Pivot Points and New Bedford

Way back in February, the Game Design Round Table talked about Pivot Points. I wrote down some ideas of how pivot points contribute to New Bedford, but am only now getting around to writing something about them.

There were two main things that the podcast made me think about. The first is shifts in the game mode, where player strategies change. This can occur when the players change from one major goal to another. A basic game of Dominion is one of the prime examples, in which players spend the first half building up their decks, and then at some point the players switch to buying points. Settlers of Catan has this as players stop trading to prevent another player from claiming victory. New Bedford doesn’t exactly have this, but there is a distinct change in the feeling of the game after round 6. New players are often surprised how quickly and easily they reach the halfway point.

But after round 6, everyone starts setting up for the end. Even though the second half has the same number of actions, it usually takes more time as players take longer to consider their moves, and spend time whaling. In the current prototype, the round track literally turns around and starts moving the other direction at that point, which sort of signals the change. Yet, the basic game play doesn’t really change that much. You aren’t suddenly changing from engine building to point earning. Not only can you spend the entire game pursuing a whaling or building strategy, you can do them in either order. Besides the bonus buildings, there are no “point grab” actions, and the bonus buildings are available from the start and very limited.

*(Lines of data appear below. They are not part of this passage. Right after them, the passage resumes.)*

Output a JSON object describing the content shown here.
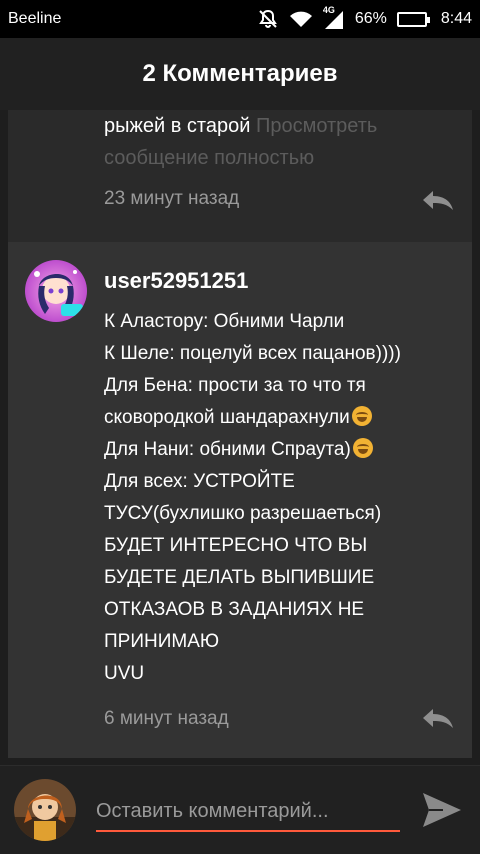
{
  "status_bar": {
    "carrier": "Beeline",
    "network_type": "4G",
    "battery_percent": "66%",
    "battery_level": 0.66,
    "time": "8:44",
    "icons": [
      "mute-icon",
      "wifi-icon",
      "signal-icon",
      "battery-icon"
    ]
  },
  "header": {
    "title": "2 Комментариев"
  },
  "comments": [
    {
      "text_visible": "рыжей в старой",
      "more_link": "Просмотреть сообщение полностью",
      "time": "23 минут назад"
    },
    {
      "username": "user52951251",
      "lines": [
        "К Аластору: Обними Чарли",
        "К Шеле: поцелуй всех пацанов))))",
        "Для Бена: прости за то что тя",
        "сковородкой шандарахнули",
        "Для Нани: обними Спраута)",
        "Для всех: УСТРОЙТЕ",
        "ТУСУ(бухлишко разрешаеться)",
        "БУДЕТ ИНТЕРЕСНО ЧТО ВЫ",
        "БУДЕТЕ ДЕЛАТЬ ВЫПИВШИЕ",
        "ОТКАЗАОВ В ЗАДАНИЯХ НЕ",
        "ПРИНИМАЮ",
        "UVU"
      ],
      "time": "6 минут назад"
    }
  ],
  "input": {
    "placeholder": "Оставить комментарий..."
  },
  "colors": {
    "accent": "#ff5a3c",
    "comment_bg": "#333333",
    "background": "#1e1e1e"
  }
}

The second thought I had coming out of that podcast is related. They pointed out games like Agricola, where the game ends just when you feel like you’ve got your farm where you want it. This is more of a complaint about a lack of a pivot point. The game goes directly from build mode to ending, when you’d actually like to keep playing. New Bedford avoids this because you actually get a chance to see your engine in action and have fun with it. Having that experience in the game was very important to me. You avoid the feeling of getting cut short, but you have enough to worry about that you rarely feel like the game goes too long by the last turn.

If New Bedford has a pivot point, it is a change from engine building to engine running. But you have enough options for strategy that it doesn’t feel like an abrupt change. At the same time, you can completely skip building an engine by taking advantage of other players’ buildings. You still get the feeling of a pivot point because the first half is easy to get into.